Bangkok

BIRMANIE - Aung San Suu Kyi demande le soutien de l'Inde pour la démocratie

L'ex-dissidente birmane devenue chef de l'opposition, Aung San Suu Kyi, est arrivée mardi en Inde, pour la première fois depuis 25 ans, un pays où elle a vécu enfant, lorsque sa mère y était ambassadrice, puis étudiante dans les années 60. Elle a demandé mercredi le soutien de l'Inde sur le chemin de la démocratie en Birmanie

Aung San Suu Kyi, a demandé mercredi le soutien de l'Inde sur le chemin de la démocratie en Birmanie, déclarant avoir été "attristée" que New Delhi se soit un temps "éloignée", lors d'un discours devant le Nehru Memorial Fund, à New Delhi. "J'ai été attristée que l'Inde se soit éloignée de nous lors de nos moments difficiles (...).
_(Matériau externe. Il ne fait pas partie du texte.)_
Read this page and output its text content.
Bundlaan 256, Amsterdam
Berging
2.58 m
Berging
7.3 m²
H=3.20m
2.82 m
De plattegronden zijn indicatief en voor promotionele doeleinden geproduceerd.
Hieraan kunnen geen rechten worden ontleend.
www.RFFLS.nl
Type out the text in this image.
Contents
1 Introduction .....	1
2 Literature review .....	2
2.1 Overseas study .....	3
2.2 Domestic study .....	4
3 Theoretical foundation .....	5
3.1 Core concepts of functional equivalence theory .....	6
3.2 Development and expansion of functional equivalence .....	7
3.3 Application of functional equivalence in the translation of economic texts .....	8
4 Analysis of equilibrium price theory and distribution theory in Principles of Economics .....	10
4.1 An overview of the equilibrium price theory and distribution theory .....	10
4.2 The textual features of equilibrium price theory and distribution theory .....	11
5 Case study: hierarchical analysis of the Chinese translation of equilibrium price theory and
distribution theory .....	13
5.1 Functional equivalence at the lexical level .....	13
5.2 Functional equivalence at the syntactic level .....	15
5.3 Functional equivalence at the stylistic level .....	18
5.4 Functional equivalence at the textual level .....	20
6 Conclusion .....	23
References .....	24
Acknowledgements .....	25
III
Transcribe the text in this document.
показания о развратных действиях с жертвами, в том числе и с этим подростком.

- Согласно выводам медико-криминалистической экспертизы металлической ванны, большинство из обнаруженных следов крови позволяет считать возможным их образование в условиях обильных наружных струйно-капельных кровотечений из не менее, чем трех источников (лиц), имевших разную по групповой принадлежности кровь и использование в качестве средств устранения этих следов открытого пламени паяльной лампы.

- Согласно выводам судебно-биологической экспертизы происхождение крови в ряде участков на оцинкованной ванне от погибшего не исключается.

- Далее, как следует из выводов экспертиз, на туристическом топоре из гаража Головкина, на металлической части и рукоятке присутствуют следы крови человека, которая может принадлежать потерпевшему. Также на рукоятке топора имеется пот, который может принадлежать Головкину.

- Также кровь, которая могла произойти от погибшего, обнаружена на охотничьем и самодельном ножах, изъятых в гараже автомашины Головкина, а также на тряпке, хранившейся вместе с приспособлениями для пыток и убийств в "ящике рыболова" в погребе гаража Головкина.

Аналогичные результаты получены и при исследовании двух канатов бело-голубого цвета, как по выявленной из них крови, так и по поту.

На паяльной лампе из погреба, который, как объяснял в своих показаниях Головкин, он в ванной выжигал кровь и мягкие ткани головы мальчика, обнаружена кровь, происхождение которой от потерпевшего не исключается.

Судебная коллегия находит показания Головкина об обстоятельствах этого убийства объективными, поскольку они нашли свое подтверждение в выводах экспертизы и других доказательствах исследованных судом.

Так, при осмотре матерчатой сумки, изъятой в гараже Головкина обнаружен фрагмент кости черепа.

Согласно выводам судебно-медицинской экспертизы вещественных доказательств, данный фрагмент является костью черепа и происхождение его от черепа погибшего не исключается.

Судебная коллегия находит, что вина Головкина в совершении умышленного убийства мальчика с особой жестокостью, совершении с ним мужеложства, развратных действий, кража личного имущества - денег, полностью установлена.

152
Mais j'ai toujours eu foi dans la relation durable entre nos deux pays, sur la base de l'amitié durable entre nos deux peuples", a déclaré l'ex-dissidente birmane devenue chef de l'opposition.

Suu Kyi, aujourd'hui députée, est arrivée mardi en Inde, pour la première fois depuis 25 ans, un pays où elle a vécu enfant, lorsque sa mère y était ambassadrice, puis étudiante dans les années 60.

Longtemps alliée sans réserve de Suu Kyi, l'Inde, qui partage 1.640 km de frontière avec la Birmanie, s'était rapprochée de la junte dans les années 1990, notamment sur des questions de sécurité et d'énergie. "L'amitié entre des pays devrait être basée sur l'amitié entre les peuples et non sur l'amitié entre les gouvernements", a ajouté la prix Nobel de la paix.

Après un long développement sur l'amitié entre son père, le général Aung San, considéré comme un héros de l'indépendance de la Birmanie, et Jawaharlal Nehru, premier Premier ministre de l'Inde indépendante, elle a jugé que son pays n'avait "pas encore atteint l'objectif de la démocratie". "J'espère que le peuple indien sera à nos côtés sur le chemin qu'il a pu parcourir de nombreuses années avant nous", a-t-elle plaidé.

Avant son discours, introduit par Sonia Gandhi, la chef du parti du Congrès, au pouvoir, Aung San Suu Kyi s'était entretenue avec le Premier ministre, Manmohan Singh. Ce dernier a salué son "indomptable courage" et assuré que l'Inde soutenait sa lutte pour la démocratie, dans une claire volonté de restaurer des relations distendues avec l'ex-dissidente.

"Tous nos voeux sont avec vous, ainsi que dans votre lutte pour la démocratie. Nous vous admirons pour l'indomptable courage dont vous avez fait preuve", a dit M. Singh.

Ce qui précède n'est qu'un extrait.